Uzun yıllar boyunca üzerinde çalışılmış, matematiğini geliştiren kişiye (Edward Witten, \"sicim denklemleri\") matematik ödülü verilmiş bir konuyu tüm yönleriyle açıklamak zaten bizi aşar. Ama konuyu anlamak açısından ben bir genel görüntüyü anlatabilirim sanırım.
Görelilik denklemlerinde veya her hangi bir denklemde elemanları temsil eden rakamlar kullanırız. Bu rakamlar işlem yapacağımız cismin, vektörün, sistemin özelliklerini belirtir. Hızı, kütlesi, yeri, momentumu, koordinatları gibi...
Kuantum ölçeğinde \"Belirsizlik ilkesi\" vardır. Bir parçacığın hızını net bir şekilde rakamsal olarak denkleme koyarsanız, konumunu \"sonsuz\" olarak kabul etmiş olursunuz. Bu şekilde pek çok ikilik sonsuz sonucu verir. Bu sonsuzlukları ortadan kaldırmak için \"renormalizasyon\" uygulanır. Şöyle bir örnekle anlatılır;
Diyelim ki, 90 kilosunuz. Eşiniz zayıflamanız için size sevdiğiniz yemekleri yapmıyor. Kendinizi 80 kilo olarak göstermek için baskülü 10 kilo az göstermesi için ayarlıyorsunuz. Yani hile yapıyorsunuz. Renormalizasyon da buna benzer bir uygulamadır. Yaklaşık (yüzde elli, yirmi gibi) oranlarla sonucun en azından yakınsamasını (makul ölçülere yaklaşmasını) sağlamaya çalışır.

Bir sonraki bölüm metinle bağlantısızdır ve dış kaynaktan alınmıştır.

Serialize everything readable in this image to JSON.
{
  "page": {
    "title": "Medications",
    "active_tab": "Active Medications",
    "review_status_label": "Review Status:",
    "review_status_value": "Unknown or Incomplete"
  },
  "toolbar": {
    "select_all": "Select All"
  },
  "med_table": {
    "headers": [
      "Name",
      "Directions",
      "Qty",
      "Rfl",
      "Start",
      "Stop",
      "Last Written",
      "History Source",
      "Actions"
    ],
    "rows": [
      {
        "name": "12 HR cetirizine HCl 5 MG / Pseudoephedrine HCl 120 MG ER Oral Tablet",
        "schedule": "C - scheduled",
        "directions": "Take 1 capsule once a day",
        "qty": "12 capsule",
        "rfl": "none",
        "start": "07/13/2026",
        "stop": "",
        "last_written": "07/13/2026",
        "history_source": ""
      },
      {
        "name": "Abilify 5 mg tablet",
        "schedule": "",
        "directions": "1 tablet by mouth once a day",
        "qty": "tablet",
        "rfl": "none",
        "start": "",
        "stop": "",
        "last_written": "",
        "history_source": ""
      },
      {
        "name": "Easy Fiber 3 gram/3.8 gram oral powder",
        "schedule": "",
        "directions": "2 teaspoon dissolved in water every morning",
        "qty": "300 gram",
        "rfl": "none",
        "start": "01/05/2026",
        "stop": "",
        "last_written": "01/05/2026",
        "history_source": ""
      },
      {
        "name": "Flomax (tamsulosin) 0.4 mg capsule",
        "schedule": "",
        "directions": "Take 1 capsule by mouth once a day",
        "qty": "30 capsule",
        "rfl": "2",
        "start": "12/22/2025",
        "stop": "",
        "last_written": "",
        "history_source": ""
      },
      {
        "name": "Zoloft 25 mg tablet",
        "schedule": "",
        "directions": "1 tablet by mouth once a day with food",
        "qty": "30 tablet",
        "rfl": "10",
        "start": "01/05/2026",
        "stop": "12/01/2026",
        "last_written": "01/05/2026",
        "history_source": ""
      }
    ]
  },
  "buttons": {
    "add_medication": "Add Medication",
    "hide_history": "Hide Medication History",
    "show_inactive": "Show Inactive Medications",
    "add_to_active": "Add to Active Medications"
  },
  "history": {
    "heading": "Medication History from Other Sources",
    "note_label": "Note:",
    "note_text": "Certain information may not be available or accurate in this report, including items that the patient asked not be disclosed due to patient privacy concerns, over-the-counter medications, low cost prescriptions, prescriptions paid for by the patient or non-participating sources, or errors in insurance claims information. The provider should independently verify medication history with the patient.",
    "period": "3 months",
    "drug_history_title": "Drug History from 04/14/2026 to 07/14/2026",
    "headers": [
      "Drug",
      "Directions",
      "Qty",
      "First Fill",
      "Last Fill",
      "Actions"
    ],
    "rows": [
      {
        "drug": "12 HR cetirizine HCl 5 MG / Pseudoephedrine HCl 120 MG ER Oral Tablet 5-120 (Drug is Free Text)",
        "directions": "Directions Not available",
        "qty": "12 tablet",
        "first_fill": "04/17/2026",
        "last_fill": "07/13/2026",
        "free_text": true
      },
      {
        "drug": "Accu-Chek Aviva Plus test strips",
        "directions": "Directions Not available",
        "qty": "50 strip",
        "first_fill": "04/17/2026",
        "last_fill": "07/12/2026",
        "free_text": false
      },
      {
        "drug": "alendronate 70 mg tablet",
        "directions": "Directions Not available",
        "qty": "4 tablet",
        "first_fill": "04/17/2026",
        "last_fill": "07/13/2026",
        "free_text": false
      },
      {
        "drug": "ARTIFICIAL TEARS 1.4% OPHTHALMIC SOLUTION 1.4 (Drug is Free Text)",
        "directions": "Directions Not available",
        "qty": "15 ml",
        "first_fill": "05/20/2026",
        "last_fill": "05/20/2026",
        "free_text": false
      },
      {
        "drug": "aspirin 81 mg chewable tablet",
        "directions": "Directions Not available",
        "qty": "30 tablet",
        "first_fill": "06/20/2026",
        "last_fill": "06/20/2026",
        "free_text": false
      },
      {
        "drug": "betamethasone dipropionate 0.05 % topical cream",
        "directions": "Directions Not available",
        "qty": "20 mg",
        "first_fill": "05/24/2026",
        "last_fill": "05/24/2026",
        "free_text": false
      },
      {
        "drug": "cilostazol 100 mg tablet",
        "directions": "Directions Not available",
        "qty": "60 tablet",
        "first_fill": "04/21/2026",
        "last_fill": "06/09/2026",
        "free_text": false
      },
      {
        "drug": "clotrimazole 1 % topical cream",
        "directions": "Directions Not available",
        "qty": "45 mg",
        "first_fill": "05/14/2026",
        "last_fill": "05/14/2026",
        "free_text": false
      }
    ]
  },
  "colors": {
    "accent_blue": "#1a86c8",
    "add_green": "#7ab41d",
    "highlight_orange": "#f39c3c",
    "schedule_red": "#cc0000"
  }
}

(Elbette renormalizasyon uygulayabilmek için denklemin rakamsal sonucunu önceden bilmeniz, tahmin etmeniz gerekir.)
Ama kütleçekimi de bu hesaplara dahil etmek için bir başka bilinmezi de renormalize etmek gerekir. O da kuantaların yüksek enerji düzeyinde ortaya çıkan kütleçekim etkilerinin nasıl düzenleneceğidir?
İşte \"Kuantum kütleçekimi\" benim anladığım kadarıyla böyle bir teoridir. İnsanın kafayı yemesi için mükemmel bir uğraş olsa gerek...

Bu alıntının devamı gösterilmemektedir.